Primary Ethics
This article was published in Living Ethics: issue 83 autumn 2011
Following a successful pilot program and evaluation in 2010, the Centre is delighted that its ethics in schools program has now been endorsed by the NSW Government and has taken off across NSW. Teresa Russell reports on how the newly-established organisation Primary Ethics is working to deliver ethics classes to as many primary schools as possible.
Last year, St James Ethics Centre ran an ethics pilot program for primary school children who don’t go to scripture classes in NSW public schools. Despite loud opposition from a few faith groups who saw this option as a veiled attempt to remove scripture from schools, and because of the overwhelming public support for the initiative, the NSW Government gave the program the go-ahead.
After a campaign that started seven years ago, the NSW parliament passed an amendment to the Education Act (1990) on 1 December 2010, which enshrined the rights of children who don’t attend Special Religious Education (SRE)/Scripture in NSW public schools to attend philosophical ethics classes as an option to ‘private study’.
Labor, the Greens and several Independents voted for the legislation, while the Opposition Liberal/National Parties voted against it. However, the latter recently renounced its intention to cancel ethics classes, acknowledging that they were here to stay.
St James Ethics Centre was approved as the initial provider of classes in philosophical ethics. However, Primary Ethics, a new, independent, not-for-profit organisation has been established by the Centre to oversee all aspects of course delivery, including by providing trained volunteers and resources.
Primary Ethics ran its inaugural training workshops for ninety volunteer ethics teachers at the beginning of February 2011.
Chairman Bruce Hogan described the training that took place at the University of New South Wales on 1 to 2 February 2011 as a historical moment in education for NSW public primary schools.
This is just the first step in our long journey to deliver a quality curriculum through trained volunteer ethics teachers to all primary schools in the state, where parents would like that option for their children.
While he says the quality of volunteers selected for this first round of training is outstanding, Mr Hogan acknowledges that the fledgling organisation will struggle to meet the full demand for programs in schools across the state. There are 1641 public primary schools in NSW.
We’re delighted we were able to start 2011 with ninety classes in fifty-seven schools after getting the go-ahead just two months before, but now that school has started back, demand is on the rise. We’ll only be able to meet that demand if we can attract and retain thousands of volunteers.
Primary Ethics is a charitable enterprise that is only able to operate because of the extraordinary good will of many. This is a social enterprise operating without capital or any assured income. Volunteers and the spirit that motivates them for the good of children are our only assets
Primary Ethics plans to create an interconnected curriculum from K-6 and has started by rolling out curriculum for Years 5-6 children in 2011. Pilot programs for children in earlier stages of education will be developed over the next couple of years. This work will be accelerated if additional resources can be found.

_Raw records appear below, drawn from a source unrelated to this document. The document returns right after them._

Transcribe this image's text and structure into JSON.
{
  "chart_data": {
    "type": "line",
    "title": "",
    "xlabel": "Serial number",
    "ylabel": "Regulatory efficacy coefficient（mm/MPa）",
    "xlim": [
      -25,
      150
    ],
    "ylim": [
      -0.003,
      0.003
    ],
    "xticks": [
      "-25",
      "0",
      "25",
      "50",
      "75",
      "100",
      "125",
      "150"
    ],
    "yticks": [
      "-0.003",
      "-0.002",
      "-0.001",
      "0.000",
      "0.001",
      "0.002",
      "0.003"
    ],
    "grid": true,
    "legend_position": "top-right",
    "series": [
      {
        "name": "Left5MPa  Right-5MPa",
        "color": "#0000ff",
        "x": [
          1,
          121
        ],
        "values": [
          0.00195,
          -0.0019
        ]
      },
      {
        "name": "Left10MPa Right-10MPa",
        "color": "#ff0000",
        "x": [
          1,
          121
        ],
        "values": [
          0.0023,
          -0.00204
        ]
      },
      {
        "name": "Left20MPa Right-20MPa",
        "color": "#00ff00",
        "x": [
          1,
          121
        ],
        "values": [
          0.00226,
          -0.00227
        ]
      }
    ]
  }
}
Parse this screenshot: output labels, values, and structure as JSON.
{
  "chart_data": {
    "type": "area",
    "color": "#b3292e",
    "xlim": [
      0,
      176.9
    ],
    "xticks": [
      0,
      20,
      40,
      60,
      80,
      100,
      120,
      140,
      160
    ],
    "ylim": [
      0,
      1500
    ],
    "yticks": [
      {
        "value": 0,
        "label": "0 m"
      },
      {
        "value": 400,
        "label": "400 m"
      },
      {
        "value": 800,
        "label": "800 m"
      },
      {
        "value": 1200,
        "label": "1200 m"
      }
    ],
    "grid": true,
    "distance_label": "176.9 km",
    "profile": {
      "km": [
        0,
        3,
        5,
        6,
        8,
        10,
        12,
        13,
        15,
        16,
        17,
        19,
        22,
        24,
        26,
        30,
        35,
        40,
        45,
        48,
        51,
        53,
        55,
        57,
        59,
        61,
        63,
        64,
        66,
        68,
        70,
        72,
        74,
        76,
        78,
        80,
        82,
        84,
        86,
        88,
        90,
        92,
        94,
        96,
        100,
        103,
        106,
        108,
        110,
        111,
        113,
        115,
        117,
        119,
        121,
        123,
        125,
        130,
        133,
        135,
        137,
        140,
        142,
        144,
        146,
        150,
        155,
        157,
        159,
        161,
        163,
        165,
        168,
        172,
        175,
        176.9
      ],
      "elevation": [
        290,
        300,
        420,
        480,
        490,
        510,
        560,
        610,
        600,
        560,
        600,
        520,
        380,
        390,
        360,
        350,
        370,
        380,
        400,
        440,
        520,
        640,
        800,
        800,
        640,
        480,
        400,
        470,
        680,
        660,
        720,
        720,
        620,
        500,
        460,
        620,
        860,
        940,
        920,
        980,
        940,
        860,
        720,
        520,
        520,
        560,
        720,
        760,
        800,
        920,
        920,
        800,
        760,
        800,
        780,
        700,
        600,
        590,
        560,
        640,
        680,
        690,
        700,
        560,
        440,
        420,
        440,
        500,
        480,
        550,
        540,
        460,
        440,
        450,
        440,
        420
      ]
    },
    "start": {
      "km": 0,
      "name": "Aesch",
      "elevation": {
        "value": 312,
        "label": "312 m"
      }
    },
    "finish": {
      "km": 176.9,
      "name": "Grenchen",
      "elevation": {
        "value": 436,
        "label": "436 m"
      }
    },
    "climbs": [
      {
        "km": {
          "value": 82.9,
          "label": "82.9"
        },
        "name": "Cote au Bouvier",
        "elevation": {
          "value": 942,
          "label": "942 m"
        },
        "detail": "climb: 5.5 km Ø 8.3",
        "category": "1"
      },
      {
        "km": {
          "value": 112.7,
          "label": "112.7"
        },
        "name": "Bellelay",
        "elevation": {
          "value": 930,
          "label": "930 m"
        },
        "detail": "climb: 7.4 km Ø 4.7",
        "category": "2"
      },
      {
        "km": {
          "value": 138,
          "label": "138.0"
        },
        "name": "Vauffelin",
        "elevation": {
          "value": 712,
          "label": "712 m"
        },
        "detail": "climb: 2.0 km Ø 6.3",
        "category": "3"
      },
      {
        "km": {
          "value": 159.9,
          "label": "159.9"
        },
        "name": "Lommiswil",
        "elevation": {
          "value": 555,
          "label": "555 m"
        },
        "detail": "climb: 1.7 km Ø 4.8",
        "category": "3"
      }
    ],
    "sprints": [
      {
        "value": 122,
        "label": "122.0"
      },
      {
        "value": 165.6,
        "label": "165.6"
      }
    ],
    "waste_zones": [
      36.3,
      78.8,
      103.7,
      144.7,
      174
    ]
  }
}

The goals of the curriculum are:
- to provide a secular framework for examining ethical questions through argument and justification;
- to develop a child’s understanding of ethical issues;
- to build skills in ethical decision-making; and
- to foster the disposition to act ethically.
volunteer recruitment and training
Over the December-January school holidays, a core group of volunteers recruited Ethics Coordinators for sixty-nine schools across the state. Of these, fifty-seven schools were able to recruit ninety volunteers (including fourteen ethics teachers from last year’s pilot). Schools covered by the first group stretch from Alstonville, north of Byron Bay, down to Bateman’s Bay in the south and inland to Bungendore, near the ACT.
Who are the volunteers?
Recruitment and training of the right people is the crucial ingredient in starting the organisation off on the right foot. The quality of our volunteers will make or break us. Trained volunteer Ethics Teachers range in age from twenty-two to seventy-five and more than 25% of them are men, predominantly fathers. Most of the volunteers are highly educated and all of them are highly motivated to make the program succeed. Some are doing it for their children, to ensure that the program gets firmly established, while others simply want to make sure that ethics classes take hold and will remain an option for children who opt out of Scripture in future.
Throughout its campaign in the last few years, St James Ethics Centre promised that the ethics curriculum it developed would be given free of charge to Scripture providers to either use or modify for use within their religious framework. Primary Ethics will honour that promise.